I have a script that tests the migration of a VM using the different WS2012 R2 options and times the movements. I just compared TCP/IP Live Migration (over 1 * 10 GbE with some CPU impact) and compared it with SMB Live Migration which used 2 * 10 GbE. This was done with a single VM with 56 GB of statically assigned RAM. The results are in:
- TCP Live Migration: using around 9.8 Gbps took 58 seconds (which is excellent)
- SMB Live Migration: using nearly all of the available 20 Gbps took 35 seconds
Think about that … a Linux (did I mention that?) VM with 56 GM RAM moved between two hosts in 35 seconds … with no noticeable CPU impact on the hosts caused by Live Migration!
I actually moved 50 VMs concurrently yesterday and there was no noticeable CPU impact!
There was a little engineering required:
- Jumbo Frames was configured on the NICs and (thanks to Didier Van Hoye, aka @workinghardinit) I verified it end-to-end using ping <IP> –l 8400 –f.
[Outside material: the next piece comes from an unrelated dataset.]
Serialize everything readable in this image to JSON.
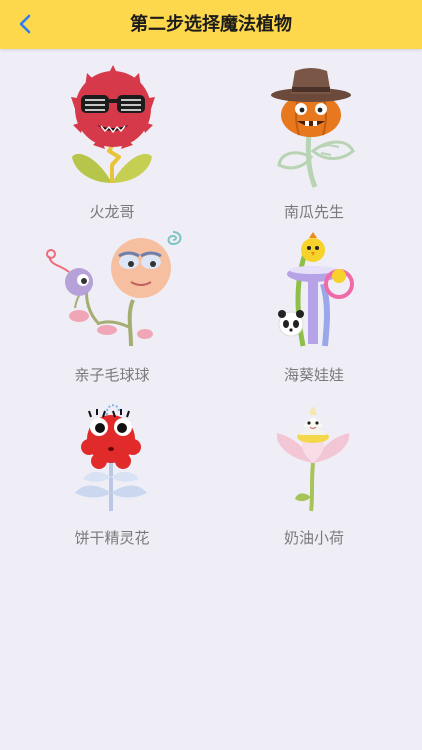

This gave me 10 Gbps on a single NIC.
- The final piece was to update the driver … the out of box driver refused to use more than 5 Gbps on each NIC via SMB Multichannel, usually sitting at 2.4 Gbps most of the time. Now I had 20 Gbps.
- I verified that RDMA was kicking in almost immediately via PerfMon. Multichannel is kicking in almost immediately too.
That’s way to much fun, I am hoping to get a lab setup like that soon.
hey do you know if any of the chelsio nics work in the HP DL360 G7?
Probably. They’re just PCI cards. Compare the specs for yourself.